For our lives, it really does make a difference when a woman goes on mat leave or goes down to part time like many of the partners in DH's practice do after having children.

If a female doctor in his practice goes down to half time, that means DH spends more time at work seeing more patients which means he can't come home to OUR kids. But that's just the breaks of the game. And in my fmaily, it's led to DD wondering why it isn't as important for Daddy to be around nearly as much as Mommy. Daddy time is a treat here sometimes. :

Someday, we need to grow up as a society enough to recognize that fathers are just as important as mothers and good parenting is important not only to that specific family but to the company as well and the globe as a whole. Happy, fulfilled employees are motived and innovative.
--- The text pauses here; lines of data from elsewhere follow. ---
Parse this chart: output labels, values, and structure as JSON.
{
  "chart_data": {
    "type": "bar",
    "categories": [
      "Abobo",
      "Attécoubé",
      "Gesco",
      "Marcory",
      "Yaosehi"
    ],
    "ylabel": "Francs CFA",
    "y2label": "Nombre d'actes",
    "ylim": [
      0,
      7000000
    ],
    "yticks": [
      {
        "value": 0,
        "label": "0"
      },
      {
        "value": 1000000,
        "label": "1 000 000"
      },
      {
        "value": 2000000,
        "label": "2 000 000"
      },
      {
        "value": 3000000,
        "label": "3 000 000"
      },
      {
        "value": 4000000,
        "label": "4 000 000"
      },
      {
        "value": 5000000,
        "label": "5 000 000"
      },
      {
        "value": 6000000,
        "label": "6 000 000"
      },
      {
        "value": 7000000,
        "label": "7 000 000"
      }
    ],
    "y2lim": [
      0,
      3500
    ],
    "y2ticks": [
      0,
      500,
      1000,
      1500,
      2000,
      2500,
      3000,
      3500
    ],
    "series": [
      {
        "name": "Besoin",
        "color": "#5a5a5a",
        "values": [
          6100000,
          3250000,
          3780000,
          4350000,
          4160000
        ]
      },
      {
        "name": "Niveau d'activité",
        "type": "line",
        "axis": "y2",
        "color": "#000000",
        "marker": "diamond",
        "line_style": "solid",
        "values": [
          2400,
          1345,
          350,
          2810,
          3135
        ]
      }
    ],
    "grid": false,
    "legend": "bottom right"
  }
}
And inquistive, fulfilled people change the world.
post #19 of 47
Quote:
Originally Posted by AbbieB View Post
First, I'd like to say . I'm appalled by this.

Second, I'd like to say . I can't believe people on MDC are defending the boss/company on this.

I got the impression that the OP is going to be a Dad. I'm not sure what kind of protections there are for him on this issue. I think that the company could come up with any piddly reason to fire him and would do so with no fear of sexual discrimination being thrown back at them (or any other maternity protection there might be.) For what it's worth my DH is yelling, "Tell him to call the ACLU."

I know this kind of thing is a reality, and it happens, but that certainly does not make it right. And it is definitely not something any parent should be sitting back and condoning.

I get that there is another side to the issue, as the PP about owning a small business pointed out, but not hiring someone is completely different than firing someone for a "what if". (I'm not saying the discrimination is OK...it's a topic for another thread.) Fire away if the employee is not getting the job done, coming in late, leaving early, missing days, falling asleep at his desk because of all of those nights of missed sleep, etc... But firing an employee because he has a baby at home, OUTRAGEOUS!

OP, I'm sorry you are experiencing such during this time of joy. Congratulations on the (soon to be) new baby. You are about to experience love on a whole new level.


no joke! I'm a sahm and I think its appauling on both stories firing and hiring someone, not to mention pretty much illegal and total discrimination. People think they can get away with it because the people cant prove it, talk about terrible business ethics (both situations mentioned). I've heard that a lot of companies are using BS reasons to fire people right now though and this sounds like a case of that...there was an article about it on the aol main pages yesterday.
post #20 of 47
Quote:
Originally Posted by MusicianDad View Post
Both of those...

As for being to distracted to work because you have a new baby. DH certainly isn't too distracted to work because of DS. I'm starting to feel a little antsy about being home all day and I'm looking forward to going back to work. Not because I don't like being a dad, but because I do like to work.

I really cannot support discriminating against someone just because they might get pregnant or are pregnant. Whether you get or keep a job should be based on how well you can do the job, not on some "what if" that may never even happen.

yeah that too, pregnancy discrimination is just as bad in my eyes.